The two patents cover a method for determining the proper dosage of medicines to maximize effectiveness while limiting toxic side effects. Doctors can use the method to treat inflammatory bowel diseases including Crohn's disease and ulcerative colitis.

Some patents are so broadly written that they limit the ability of doctors to look at test results and determine the next step in a patient's care, said Mayo lawyer Jon Singer of Fish & Richardson in Minneapolis.

"If there are new scientific relationships discovered, you have to come up some new way of using them instead of just thinking about them," Singer said. "If all you're doing is just thinking about it, that's not patentable."

LICENSING PATENTS

The Mayo Clinic, a not-for-profit medical practice based in Rochester, Minnesota, had licensed the patents prior to 2004, when it created its own test.

The U.S. Court of Appeals for the Federal Circuit, which specializes in patent issues, overturned a trial judge's conclusion that the patents were invalid.

Diagnostics are "essentially looking at things that are natural processes and comparing information about them," Groombridge said. The Supreme Court case "does play into this tension between avoiding runaway costs and encouraging innovation. That's something this court is still focused on."

The Federal Circuit also is considering if Myriad's diagnostic claims are eligible for patent protection as part of a review of a decision involving patents for tests to determine if a person is more likely to get breast cancer.
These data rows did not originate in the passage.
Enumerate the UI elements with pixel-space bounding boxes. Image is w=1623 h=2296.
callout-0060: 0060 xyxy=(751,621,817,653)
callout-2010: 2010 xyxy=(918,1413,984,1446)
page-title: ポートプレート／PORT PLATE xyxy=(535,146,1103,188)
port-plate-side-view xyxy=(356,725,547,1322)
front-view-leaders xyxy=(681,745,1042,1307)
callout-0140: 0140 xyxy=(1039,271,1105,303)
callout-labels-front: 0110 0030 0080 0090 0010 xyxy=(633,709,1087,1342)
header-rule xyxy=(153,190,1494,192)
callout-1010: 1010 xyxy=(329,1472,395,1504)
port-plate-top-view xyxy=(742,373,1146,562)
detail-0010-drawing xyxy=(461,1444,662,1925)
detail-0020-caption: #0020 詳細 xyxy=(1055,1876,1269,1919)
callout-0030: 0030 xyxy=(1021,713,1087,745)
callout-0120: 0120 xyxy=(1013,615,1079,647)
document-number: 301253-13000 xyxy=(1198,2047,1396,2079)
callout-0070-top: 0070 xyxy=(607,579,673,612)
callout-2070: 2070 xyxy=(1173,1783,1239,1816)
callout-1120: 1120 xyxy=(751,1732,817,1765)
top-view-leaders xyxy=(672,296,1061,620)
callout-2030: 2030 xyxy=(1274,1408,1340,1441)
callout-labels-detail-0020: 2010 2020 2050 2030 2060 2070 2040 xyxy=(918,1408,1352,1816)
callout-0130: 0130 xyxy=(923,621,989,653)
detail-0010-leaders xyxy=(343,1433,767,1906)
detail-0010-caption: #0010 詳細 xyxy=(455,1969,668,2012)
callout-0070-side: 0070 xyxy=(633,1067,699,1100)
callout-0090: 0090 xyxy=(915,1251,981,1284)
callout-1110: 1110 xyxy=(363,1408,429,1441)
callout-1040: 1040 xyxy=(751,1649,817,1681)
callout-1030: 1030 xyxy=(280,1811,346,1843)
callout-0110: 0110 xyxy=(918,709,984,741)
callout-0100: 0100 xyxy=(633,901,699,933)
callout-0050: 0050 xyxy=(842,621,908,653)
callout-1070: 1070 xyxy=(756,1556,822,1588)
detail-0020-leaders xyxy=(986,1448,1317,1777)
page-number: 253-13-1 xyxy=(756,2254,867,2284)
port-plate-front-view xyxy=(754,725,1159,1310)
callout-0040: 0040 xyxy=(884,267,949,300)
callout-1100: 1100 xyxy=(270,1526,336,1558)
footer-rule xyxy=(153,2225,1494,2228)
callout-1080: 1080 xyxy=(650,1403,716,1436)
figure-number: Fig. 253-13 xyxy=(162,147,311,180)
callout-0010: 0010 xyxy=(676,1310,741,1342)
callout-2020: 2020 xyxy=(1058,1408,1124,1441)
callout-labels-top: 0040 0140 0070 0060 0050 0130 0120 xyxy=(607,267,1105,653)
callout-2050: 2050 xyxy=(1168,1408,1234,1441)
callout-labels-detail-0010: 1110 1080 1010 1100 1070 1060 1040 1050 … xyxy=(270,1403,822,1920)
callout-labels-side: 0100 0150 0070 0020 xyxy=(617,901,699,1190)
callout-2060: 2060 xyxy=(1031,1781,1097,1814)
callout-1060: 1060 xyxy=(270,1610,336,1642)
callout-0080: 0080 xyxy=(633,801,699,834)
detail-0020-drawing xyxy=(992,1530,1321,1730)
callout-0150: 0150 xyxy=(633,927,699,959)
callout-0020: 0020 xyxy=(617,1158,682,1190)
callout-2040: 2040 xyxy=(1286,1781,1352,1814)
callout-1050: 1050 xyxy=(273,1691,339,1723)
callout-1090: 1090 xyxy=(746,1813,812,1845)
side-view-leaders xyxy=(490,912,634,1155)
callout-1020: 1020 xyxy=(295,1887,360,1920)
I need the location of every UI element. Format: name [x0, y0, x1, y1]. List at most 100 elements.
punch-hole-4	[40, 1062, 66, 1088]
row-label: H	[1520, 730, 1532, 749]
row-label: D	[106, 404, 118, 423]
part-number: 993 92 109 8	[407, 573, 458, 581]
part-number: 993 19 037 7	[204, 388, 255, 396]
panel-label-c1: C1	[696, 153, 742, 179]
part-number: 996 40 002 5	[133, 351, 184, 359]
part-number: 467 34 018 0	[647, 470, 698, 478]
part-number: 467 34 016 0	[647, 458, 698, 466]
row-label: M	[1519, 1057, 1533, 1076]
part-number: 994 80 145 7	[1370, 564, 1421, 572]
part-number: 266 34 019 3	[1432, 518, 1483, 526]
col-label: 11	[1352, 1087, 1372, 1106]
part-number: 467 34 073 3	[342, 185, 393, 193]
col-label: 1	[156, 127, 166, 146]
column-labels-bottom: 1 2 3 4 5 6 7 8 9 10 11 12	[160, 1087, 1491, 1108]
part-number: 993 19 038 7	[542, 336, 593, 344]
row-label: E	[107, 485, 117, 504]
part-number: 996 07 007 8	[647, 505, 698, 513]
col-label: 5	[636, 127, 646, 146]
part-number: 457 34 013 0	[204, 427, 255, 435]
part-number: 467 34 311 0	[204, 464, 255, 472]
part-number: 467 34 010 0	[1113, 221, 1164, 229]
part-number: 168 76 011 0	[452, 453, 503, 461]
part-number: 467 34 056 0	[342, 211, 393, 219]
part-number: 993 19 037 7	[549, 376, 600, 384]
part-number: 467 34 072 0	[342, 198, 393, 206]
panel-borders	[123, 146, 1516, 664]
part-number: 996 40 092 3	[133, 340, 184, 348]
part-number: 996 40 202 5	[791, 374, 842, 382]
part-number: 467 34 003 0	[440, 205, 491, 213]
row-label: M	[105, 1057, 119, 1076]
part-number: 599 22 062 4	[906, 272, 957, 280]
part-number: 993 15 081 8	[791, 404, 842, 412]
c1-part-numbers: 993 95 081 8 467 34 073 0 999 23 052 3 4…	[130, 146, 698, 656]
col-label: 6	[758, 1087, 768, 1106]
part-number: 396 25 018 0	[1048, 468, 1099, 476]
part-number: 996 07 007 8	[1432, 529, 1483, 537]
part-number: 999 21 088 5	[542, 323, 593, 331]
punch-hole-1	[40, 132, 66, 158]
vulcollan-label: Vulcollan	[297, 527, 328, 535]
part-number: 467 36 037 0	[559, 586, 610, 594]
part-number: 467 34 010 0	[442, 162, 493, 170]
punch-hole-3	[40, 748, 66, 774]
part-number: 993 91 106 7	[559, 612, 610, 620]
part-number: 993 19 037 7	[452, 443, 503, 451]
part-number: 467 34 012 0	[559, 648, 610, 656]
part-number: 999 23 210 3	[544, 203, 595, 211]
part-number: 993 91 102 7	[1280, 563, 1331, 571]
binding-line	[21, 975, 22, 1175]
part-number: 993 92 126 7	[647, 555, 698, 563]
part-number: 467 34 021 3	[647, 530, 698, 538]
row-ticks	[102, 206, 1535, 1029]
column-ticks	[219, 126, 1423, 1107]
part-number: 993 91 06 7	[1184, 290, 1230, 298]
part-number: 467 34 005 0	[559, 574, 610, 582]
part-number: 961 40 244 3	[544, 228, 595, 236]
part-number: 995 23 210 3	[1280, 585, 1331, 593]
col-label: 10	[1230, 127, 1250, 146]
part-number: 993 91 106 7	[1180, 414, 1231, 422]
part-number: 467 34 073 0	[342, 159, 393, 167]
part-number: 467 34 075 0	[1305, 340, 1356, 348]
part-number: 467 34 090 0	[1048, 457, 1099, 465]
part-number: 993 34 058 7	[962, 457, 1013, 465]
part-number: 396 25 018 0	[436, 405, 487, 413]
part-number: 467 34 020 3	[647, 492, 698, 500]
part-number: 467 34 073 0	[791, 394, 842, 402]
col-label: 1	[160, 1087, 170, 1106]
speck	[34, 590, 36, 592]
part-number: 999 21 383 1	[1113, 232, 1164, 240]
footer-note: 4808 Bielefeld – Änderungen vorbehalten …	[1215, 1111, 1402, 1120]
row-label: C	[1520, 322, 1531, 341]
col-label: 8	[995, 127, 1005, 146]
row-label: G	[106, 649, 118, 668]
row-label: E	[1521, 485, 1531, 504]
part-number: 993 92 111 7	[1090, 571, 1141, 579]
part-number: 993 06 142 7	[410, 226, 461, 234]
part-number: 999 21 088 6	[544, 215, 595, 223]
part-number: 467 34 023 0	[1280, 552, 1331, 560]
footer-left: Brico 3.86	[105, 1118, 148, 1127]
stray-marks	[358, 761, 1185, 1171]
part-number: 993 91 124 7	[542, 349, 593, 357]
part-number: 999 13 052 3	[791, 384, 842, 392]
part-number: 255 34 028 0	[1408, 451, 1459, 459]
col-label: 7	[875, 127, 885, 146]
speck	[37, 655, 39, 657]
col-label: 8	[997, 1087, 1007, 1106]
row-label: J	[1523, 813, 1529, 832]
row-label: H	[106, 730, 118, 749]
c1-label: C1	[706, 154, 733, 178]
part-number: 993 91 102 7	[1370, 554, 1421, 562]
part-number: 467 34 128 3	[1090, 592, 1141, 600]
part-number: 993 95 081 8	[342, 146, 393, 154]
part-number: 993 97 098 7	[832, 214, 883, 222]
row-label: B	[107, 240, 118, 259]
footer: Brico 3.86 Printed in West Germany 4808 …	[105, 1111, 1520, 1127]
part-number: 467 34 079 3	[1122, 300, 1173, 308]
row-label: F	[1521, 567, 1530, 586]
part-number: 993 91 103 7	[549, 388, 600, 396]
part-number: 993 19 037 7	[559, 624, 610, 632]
The primary part of that case revolves around the issue of whether genetic sequences, isolated from the body, can be patented or if they are something that occurs in nature.

Myriad, Novartis, Laboratory Corp. of America Holdings's Monogram Biosciences and Genomic Health Inc. all have urged that diagnostic methods be patentable. Monogram and Genomic Health told the Supreme Court in 2009 that they would have difficulty getting funding without patent protection.

The annual market for diagnostic tests and drugs tailored to individuals may reach $42 billion by 2015, according to a 2009 report from PricewaterhouseCoopers LLP.

The case is Mayo Collaborative Services v. Prometheus Laboratories, 10-1150.